“Les nuits d’été” de Thomas Flahaut

Pierre Jeanneret | Les nuits d’été ont bien mérité le prix du Roman des Romands 2021. Ce prix a été créé en 2009, dans le but de promouvoir la littérature contemporaine en Suisse romande et de favoriser le lectorat jeune.
Le livre se situe aux Verrières dans le Haut-Doubs, commune française frontalière du canton de Neuchâtel, mais aussi à Besançon et dans tout l’arc jurassien horloger suisse. Ce n’est probablement pas un hasard si Thomas et sa sœur Louise, deux des trois personnages principaux, habitent à la rue Louis-Aragon. Le roman, par son approche sociale très documentée du milieu ouvrier, vécue par l’auteur, nous fait songer à la série du Monde Réel, où l’on trouve notamment Les cloches de Bâle et Les Beaux Quartiers.

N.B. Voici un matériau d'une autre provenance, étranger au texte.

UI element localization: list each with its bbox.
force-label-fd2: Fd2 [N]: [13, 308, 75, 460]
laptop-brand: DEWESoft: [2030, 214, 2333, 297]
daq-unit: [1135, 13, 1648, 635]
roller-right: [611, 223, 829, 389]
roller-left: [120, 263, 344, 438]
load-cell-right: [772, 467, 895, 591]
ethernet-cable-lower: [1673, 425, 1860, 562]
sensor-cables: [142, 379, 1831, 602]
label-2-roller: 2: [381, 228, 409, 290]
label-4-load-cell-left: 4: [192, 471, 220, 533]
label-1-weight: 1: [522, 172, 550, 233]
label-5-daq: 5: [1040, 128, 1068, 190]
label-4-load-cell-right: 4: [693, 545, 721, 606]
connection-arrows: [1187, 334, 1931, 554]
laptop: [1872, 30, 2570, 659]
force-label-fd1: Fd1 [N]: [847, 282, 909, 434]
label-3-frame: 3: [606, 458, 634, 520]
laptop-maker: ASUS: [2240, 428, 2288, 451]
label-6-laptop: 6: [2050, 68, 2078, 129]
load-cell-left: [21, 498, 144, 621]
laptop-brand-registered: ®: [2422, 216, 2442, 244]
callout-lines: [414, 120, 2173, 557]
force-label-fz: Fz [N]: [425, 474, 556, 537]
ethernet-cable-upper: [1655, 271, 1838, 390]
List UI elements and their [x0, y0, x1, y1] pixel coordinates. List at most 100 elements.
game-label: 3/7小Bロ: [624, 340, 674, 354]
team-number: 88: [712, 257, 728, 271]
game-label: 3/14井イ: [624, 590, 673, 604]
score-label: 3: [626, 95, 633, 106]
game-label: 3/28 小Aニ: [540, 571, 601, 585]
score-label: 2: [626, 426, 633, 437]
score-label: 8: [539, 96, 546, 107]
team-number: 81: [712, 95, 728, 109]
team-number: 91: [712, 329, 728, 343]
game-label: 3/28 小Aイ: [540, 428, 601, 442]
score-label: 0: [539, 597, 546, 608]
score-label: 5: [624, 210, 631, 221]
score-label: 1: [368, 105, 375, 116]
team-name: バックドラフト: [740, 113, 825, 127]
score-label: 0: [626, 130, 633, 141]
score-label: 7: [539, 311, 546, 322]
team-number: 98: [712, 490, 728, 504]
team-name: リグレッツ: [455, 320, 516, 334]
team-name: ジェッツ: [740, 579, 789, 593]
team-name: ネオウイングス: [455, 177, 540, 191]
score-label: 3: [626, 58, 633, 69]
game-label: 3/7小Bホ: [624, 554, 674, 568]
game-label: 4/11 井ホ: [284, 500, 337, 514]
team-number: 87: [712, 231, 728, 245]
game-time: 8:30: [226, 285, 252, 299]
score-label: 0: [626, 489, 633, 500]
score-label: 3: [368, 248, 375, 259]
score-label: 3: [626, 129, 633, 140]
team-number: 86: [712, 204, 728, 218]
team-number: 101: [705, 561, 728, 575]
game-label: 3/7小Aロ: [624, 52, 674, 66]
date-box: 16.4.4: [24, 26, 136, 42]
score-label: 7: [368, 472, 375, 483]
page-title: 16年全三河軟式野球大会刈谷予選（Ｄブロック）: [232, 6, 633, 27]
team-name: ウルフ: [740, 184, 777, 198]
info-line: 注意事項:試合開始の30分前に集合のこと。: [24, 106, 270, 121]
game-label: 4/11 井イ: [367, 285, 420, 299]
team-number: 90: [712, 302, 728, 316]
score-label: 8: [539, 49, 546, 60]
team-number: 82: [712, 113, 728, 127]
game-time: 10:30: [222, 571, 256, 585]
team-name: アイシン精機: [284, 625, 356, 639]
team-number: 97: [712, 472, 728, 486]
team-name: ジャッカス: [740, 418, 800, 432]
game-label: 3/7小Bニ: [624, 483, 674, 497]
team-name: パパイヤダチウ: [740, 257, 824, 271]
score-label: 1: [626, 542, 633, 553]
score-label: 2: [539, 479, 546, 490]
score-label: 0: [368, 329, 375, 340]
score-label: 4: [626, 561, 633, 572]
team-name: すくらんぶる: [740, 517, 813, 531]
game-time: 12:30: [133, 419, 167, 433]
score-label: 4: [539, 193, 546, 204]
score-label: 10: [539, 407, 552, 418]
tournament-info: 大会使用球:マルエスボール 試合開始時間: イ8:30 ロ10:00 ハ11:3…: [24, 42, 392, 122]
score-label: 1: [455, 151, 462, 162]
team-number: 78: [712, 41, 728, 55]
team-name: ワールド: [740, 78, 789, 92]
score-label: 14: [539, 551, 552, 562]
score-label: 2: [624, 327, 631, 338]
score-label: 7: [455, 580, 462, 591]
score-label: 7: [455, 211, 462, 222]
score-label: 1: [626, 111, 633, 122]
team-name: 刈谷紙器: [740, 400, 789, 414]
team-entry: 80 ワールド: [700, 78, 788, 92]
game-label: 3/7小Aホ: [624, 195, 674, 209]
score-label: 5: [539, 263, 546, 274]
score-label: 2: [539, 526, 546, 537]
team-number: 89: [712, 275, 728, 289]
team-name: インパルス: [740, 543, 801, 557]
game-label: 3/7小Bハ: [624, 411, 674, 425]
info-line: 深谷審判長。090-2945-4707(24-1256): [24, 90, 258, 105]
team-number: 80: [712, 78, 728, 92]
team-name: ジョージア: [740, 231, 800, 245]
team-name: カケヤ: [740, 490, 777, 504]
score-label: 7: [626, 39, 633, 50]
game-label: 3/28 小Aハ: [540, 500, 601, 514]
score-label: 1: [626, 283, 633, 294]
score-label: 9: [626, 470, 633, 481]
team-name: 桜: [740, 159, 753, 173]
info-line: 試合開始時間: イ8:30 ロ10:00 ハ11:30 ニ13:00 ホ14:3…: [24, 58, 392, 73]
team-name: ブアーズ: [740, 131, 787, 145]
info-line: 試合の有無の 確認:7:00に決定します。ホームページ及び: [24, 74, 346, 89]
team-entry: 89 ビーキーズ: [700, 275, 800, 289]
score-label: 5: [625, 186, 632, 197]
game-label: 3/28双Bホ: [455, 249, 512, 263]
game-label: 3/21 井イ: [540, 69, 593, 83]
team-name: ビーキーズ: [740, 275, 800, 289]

Thomas a raté ses études à l’Université, décevant ainsi les rêves d’ascension sociale de son père. Il doit donc vivre de petits boulots, notamment un travail de nuit dans l’atelier Lacombe. Celui-ci ressemble plus à l’usine magnifiquement évoquée par Chaplin dans Les Temps modernes, où régnait encore un travail à la chaîne abrutissant. Les « ouvriers » sont désormais des « opérateurs », au service d’une machine nommée Miranda, tout aussi inhumaine. Ils sont soumis à une forme nouvelle et plus subtile d’exploitation, qui repose sur des « objectifs de production » impossibles à remplir. Leurs pères travaillaient déjà dans l’entreprise, mais ils étaient de véritables ouvriers, certes épuisés par le travail, mais aux emplois et salaires fixes, et fiers de leur condition d’« ouvriers », c’est-à-dire d’hommes qui œuvraient à quelque chose qui avait du sens. Les fils ne sont plus que des intérimaires, des employés jetables, lorsque l’usine diminue sa production, ferme ou délocalise. Ce qui se passe avec Lacombe, dont on assiste au démantèlement, et qui va déménager à Boncourt, dans le Jura suisse. Les pages où Thomas Flahaut évoque la prise de conscience des salariés et leur solidarité, face au licenciement qui les menace, sont d’une grande beauté lyrique. Ainsi que celles où l’auteur raconte un 1er août bruyant de protestation de ces frontaliers jusque devant la nouvelle usine, et la grève spontanée qui en découle. Quant à Louise, elle fait des études de sociologie à Besançon, et commence à enquêter auprès de ces frontaliers, en vue d’une thèse universitaire. Elle va vivre un émouvant mais court amour avec Mehdi, qui depuis sa sortie de l’école, n’a connu que des emplois éphémères.
Ce roman est aussi celui d’une jeunesse sans avenir, sans espérance, qui se réfugie dans le tabac, l’alcool, le shit, les rave parties improvisées, le sexe et la défonce dans de dangereuses courses à moto, dont l’une finira tragiquement. On comprend que ce thème, magnifiquement traité par l’auteur – qui a su faire siens les états d’âme et le langage, ainsi que les rites de cette jeunesse – ait profondément marqué les gymnasiens qui attribuent ce prix du Roman des Romands. Mais il interpelle en fait toutes les générations.
La Suisse, dans ce roman, ne fait pas belle figure… Elle n’apparaît que sous la forme d’un eldorado salarial largement illusoire, dans la xénophobie anti-frontaliers de ses habitants, et au travers des personnages cravatés de patrons quasi invisibles, qui décident sans états d’âme du sort de vieux ouvriers et de jeunes intérimaires sans aucune sécurité de l’emploi.
Avec Les nuits d’été, Thomas Flahaut, jeune auteur de 31 ans, signe une vaste fresque sociale, d’une rare force, qui nous change du parisianisme superficiel d’une bonne partie de la production francophone.
Il n’est pas exagéré de dire qu’avec cet opus, un grand auteur est né.